SUSPENDED STEP OF THE STORK, THE

THE SUSPENDED STEP OF THE STORK (TO METEORO VIMA TOU PELARGOU)

(director/writer: Theo Angelopoulos; screenwriters: Tonino Guerra/Petros Markaris/Thanassis Voltinos; cinematographers: Yorgos Arvanitis /Andreas Sinanos; editor: Giannis Tsitsopoulos; music: Helena Karaindrou; cast: Gregory Karr (Alexandre), Marcello Mastroianni (The Refugee Politician), Dora Chrysikou (The Young Girl), Jeanne Moreau (The Wife), Ilias Logothetis (The Colonel), Nadia Mourouzi (Alexandre’s friend), Dimitris Poulikakos (Chief Photographer); Runtime: 136; MPAA Rating: NR; producers: Mr. Angelopoulos/Bruno Pesery; PAL format; 1991-Greece/France/Italy/Switzerland-in Greek with English subtitles)

“A static pic, where for the most part nothing happens and everything seems hopeless.”

Reviewed by Dennis Schwartz

The first film in a trilogy of “Border” films by the great Greek filmmaker Theo Angelopoulos(“Landscape in the Mist”/”Voyage to Cythera”/”Eternity and A Day”) is a static pic, where for the most part nothing happens and everything seems hopeless. Writers Angelopoulos, Tonino Guerra, Petros Markaris and Thanassis Voltinos offer sparse dialogue and rely more on the stunning images of alienation and deracination to tell a haunting refugee story that focuses on the last forty years of Greek history in the 20th century and the political vacuum that pervades so nothing good can result. The man-made borders are perceived as a bourgeois conception of history, and that Greece is castigated for being so insular in not accepting other races and cultures.

It opens with the knowledge that a mass suicide of Asian refugees occurred when they were turned away from asylum in Greece and chose instead to throw themselves in the ocean and drown rather than return to their homeland.

A television journalist from Athens, Alexandre (Gregory Karr), is covering the flight of Albanian, Kurdistan and Iranian refugees into Greece and spots a middle-aged man he believes was a promising high ranking Greek politician (Marcello Mastroianni) and award winning author of Despair at the End, who disappeared years earlier and though assumed dead is now possibly living an impoverished life selling potatoes among the refugees in the extreme north, on the Albanian border, and the journalist contacts his former wealthy French wife (Jeanne Moreau) in the hopes of getting verification that it is him and thereby an even bigger scoop for him.

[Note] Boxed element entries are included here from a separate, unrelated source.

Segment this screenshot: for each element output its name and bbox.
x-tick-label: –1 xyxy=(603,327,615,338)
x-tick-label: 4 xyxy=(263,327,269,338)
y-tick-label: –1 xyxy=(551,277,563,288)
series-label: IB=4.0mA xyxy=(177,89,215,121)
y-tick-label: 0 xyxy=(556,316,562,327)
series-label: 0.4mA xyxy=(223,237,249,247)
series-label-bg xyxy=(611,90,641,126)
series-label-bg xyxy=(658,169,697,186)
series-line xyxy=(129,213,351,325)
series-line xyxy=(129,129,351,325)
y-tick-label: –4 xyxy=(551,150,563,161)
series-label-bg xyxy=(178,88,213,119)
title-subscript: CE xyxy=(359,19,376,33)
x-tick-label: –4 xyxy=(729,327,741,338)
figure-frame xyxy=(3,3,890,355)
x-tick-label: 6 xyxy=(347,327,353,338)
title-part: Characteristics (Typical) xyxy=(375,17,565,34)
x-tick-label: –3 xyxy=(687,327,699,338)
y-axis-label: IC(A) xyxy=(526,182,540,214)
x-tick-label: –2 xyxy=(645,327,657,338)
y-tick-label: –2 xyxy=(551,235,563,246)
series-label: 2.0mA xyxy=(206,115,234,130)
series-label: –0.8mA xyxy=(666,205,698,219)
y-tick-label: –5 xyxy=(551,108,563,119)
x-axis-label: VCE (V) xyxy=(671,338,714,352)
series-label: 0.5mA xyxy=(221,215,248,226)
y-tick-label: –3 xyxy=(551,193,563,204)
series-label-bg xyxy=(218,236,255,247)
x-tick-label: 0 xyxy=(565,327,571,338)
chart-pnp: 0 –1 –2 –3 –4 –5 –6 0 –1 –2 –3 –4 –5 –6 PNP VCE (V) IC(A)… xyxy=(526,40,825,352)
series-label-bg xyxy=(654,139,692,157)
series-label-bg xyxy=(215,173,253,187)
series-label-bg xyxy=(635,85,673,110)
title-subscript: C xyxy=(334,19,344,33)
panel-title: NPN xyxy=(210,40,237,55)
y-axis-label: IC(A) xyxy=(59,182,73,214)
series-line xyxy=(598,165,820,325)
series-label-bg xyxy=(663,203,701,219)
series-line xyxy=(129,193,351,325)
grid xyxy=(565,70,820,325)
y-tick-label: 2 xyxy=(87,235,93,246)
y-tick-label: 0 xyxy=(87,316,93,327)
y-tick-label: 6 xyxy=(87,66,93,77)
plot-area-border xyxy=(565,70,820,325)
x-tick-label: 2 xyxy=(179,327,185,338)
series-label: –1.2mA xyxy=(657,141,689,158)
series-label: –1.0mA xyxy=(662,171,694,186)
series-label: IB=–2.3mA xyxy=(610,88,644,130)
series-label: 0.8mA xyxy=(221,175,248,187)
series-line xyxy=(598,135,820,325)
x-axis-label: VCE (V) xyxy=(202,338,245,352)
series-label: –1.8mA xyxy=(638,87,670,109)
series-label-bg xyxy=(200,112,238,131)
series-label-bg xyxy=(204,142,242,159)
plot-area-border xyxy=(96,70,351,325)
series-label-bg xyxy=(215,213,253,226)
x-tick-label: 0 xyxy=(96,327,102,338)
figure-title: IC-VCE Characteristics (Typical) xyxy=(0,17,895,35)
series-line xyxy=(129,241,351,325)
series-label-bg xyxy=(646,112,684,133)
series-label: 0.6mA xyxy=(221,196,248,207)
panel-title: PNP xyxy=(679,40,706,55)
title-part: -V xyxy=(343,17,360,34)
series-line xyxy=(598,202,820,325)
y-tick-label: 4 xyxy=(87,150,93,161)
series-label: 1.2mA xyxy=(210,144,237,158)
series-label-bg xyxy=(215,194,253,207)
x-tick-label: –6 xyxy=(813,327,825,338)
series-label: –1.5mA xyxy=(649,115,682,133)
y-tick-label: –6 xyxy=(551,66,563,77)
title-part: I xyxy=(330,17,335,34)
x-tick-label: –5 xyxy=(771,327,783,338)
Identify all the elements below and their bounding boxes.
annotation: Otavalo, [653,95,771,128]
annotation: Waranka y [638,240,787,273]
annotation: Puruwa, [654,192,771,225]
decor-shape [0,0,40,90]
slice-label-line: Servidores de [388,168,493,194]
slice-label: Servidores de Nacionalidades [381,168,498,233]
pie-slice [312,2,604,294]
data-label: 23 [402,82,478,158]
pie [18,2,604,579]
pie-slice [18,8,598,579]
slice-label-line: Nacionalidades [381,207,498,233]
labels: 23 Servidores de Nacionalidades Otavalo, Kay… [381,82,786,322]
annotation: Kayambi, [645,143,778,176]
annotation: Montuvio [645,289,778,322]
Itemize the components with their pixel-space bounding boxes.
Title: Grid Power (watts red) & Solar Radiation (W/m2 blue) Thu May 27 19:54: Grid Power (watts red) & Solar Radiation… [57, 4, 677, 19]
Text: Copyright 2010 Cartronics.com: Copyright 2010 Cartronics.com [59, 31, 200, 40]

While covering the story set during Christmas time in a dreary northern border town and aided in his search by the cynical military commander (Ilias Logothetis) of an outpost that guards the border, Alexandre becomes increasingly haunted with the statesman’s disappearance itself and is curious about his attraction to a mysterious young woman (Dora Chrysikou) whose childhood sweetheart remains separated at the border by the Evros River.

Angelopoulos’ pic is all images, as it lets on his disgust for Greece’s part played in the inhumane treatment of refugees, that his countrymen who should know better remain silent and that a culture of exclusion enabled by artificial borders prevents an interconnected global village from being part of Greece’s contribution to the world.

The high-minded theme might strike a chord with people of good will throughout the world and those who look for simple answers to complex problems, but to take in such an overlong, tedious and awkwardly presented pushy one-sided political piece, is not my idea of good film-making–despite the film-makers deservedly good rep.

Not only is the uneven pic strained, but so is the title. It refers to the reporter holdingone foot suspended in the air, at the Greek-Albanian border, which has him supposedly looking like a stork and the viewer is supposed to see that by putting his foot over the line it might mean a life or death decision.